À partir du 15 septembre, ces personnes ne pourront aller travailler que si elles présentent à minima un test négatif et qu’elles ont reçu une première dose. Elles auront jusqu’au 15 octobre pour justifier d’un certificat de statut vaccinal complet.

Des contrôles pourraient être opérés et des sanctions prises à l’encontre des personnels non vaccinés dans les délais impartis.

À défaut d’avoir été vaccinés dans les temps, les salariés et les agents publics pourront être suspendus, sans salaire.

Tests de dépistage de « confort » payants

À l’automne, les tests PCR et antigéniques de dépistage du Covid-19, dits de « confort », c’est-à-dire réalisés pour se rendre dans un lieu où le pass sanitaire est obligatoire ou pour voyager, devraient devenir payants.

Seuls les tests PCR ou antigéniques prescrits par un médecin ou pour les personnes en situation de cas contact pourront être pris en charge par l’Assurance Maladie.

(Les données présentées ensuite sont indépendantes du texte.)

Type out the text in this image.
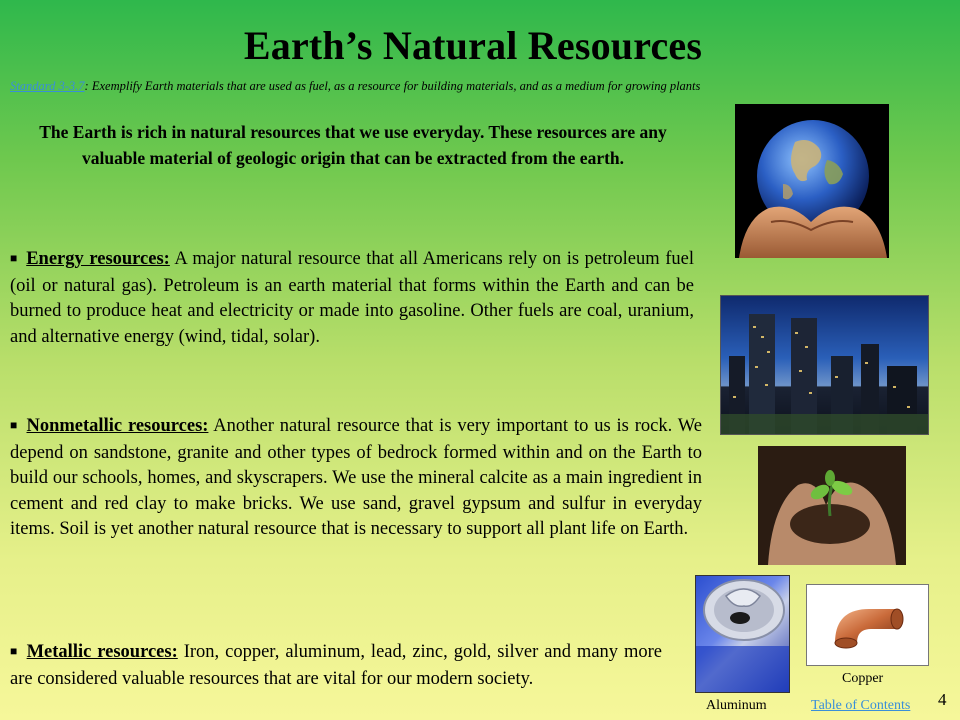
Earth’s Natural Resources
Standard 3-3.7: Exemplify Earth materials that are used as fuel, as a resource for building materials, and as a medium for growing plants
The Earth is rich in natural resources that we use everyday. These resources are any valuable material of geologic origin that can be extracted from the earth.
■ Energy resources: A major natural resource that all Americans rely on is petroleum fuel (oil or natural gas). Petroleum is an earth material that forms within the Earth and can be burned to produce heat and electricity or made into gasoline. Other fuels are coal, uranium, and alternative energy (wind, tidal, solar).
■ Nonmetallic resources: Another natural resource that is very important to us is rock. We depend on sandstone, granite and other types of bedrock formed within and on the Earth to build our schools, homes, and skyscrapers. We use the mineral calcite as a main ingredient in cement and red clay to make bricks. We use sand, gravel gypsum and sulfur in everyday items. Soil is yet another natural resource that is necessary to support all plant life on Earth.
■ Metallic resources: Iron, copper, aluminum, lead, zinc, gold, silver and many more are considered valuable resources that are vital for our modern society.
Aluminum
Copper
Table of Contents 4
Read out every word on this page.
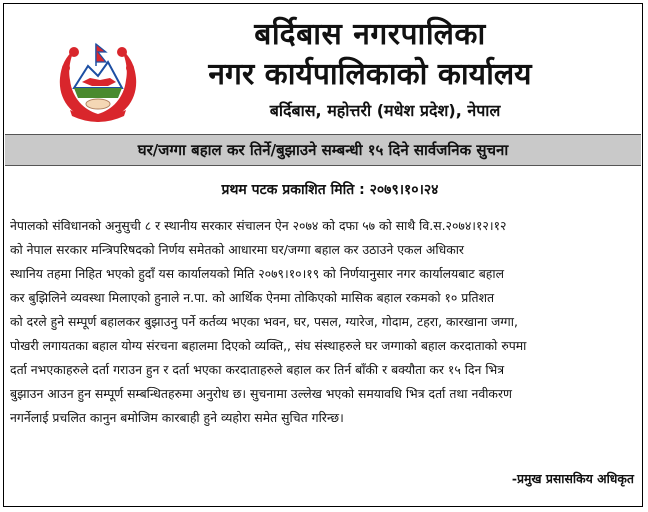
बर्दिबास नगरपालिका
नगर कार्यपालिकाको कार्यालय
बर्दिबास, महोत्तरी (मधेश प्रदेश), नेपाल
घर/जग्गा बहाल कर तिर्ने/बुझाउने सम्बन्धी १५ दिने सार्वजनिक सुचना
प्रथम पटक प्रकाशित मिति : २०७९।१०।२४
नेपालको संविधानको अनुसुची ८ र स्थानीय सरकार संचालन ऐन २०७४ को दफा ५७ को साथै वि.स.२०७४।१२।१२
को नेपाल सरकार मन्त्रिपरिषदको निर्णय समेतको आधारमा घर/जग्गा बहाल कर उठाउने एकल अधिकार
स्थानिय तहमा निहित भएको हुदाँ यस कार्यालयको मिति २०७९।१०।१९ को निर्णयानुसार नगर कार्यालयबाट बहाल
कर बुझिलिने व्यवस्था मिलाएको हुनाले न.पा. को आर्थिक ऐनमा तोकिएको मासिक बहाल रकमको १० प्रतिशत
को दरले हुने सम्पूर्ण बहालकर बुझाउनु पर्ने कर्तव्य भएका भवन, घर, पसल, ग्यारेज, गोदाम, टहरा, कारखाना जग्गा,
पोखरी लगायतका बहाल योग्य संरचना बहालमा दिएको व्यक्ति,, संघ संस्थाहरुले घर जग्गाको बहाल करदाताको रुपमा
दर्ता नभएकाहरुले दर्ता गराउन हुन र दर्ता भएका करदाताहरुले बहाल कर तिर्न बाँकी र बक्यौता कर १५ दिन भित्र
बुझाउन आउन हुन सम्पूर्ण सम्बन्धितहरुमा अनुरोध छ। सुचनामा उल्लेख भएको समयावधि भित्र दर्ता तथा नवीकरण
नगर्नेलाई प्रचलित कानुन बमोजिम कारबाही हुने व्यहोरा समेत सुचित गरिन्छ।
-प्रमुख प्रसासकिय अधिकृत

L’isolement des cas positifs pour dix jours

Jusqu’au 15 novembre 2021, toutes les personnes dépistées positives au Covid-19 devront s’isoler pendant dix jours à leur domicile, sauf opposition du préfet, ou dans un autre lieu adapté. L’isolement pourra prendre fin plus tôt en cas de nouveau test négatif au virus. 

Les malades isolés ne pourront sortir qu’entre 10 et 12h ainsi qu’en cas d’urgence ou pour effectuer des déplacements indispensables hors de ce créneau. Ils pourront toutefois demander au préfet un aménagement pour raisons familiales ou personnelles.

En cas de violation de l’isolement, l’assurance maladie pourra saisir le préfet et les forces de l’ordre pourront procéder à des contrôles (sauf entre 23h et 8 h). Des sanctions sont applicables.

Les malades placés à l’isolement pourront à tout moment saisir le juge des libertés et de la détention (JLD), qui devra statuer dans les 72 heures.

Le régime de sortie de l’état d’urgence sanitaire prolongé

Le régime de sortie de l’état d’urgence sanitaire, mis en place par la loi du 31 mai 2021 jusqu’au 30 septembre 2021, est prolongé jusqu’au 15 novembre 2021 (contre le 31 décembre 2021 dans le texte initial déposé par le gouvernement).

À cette date, toutes ces nouvelles mesures devront prendre fin si le régime ne subit pas de nouvelles modifications.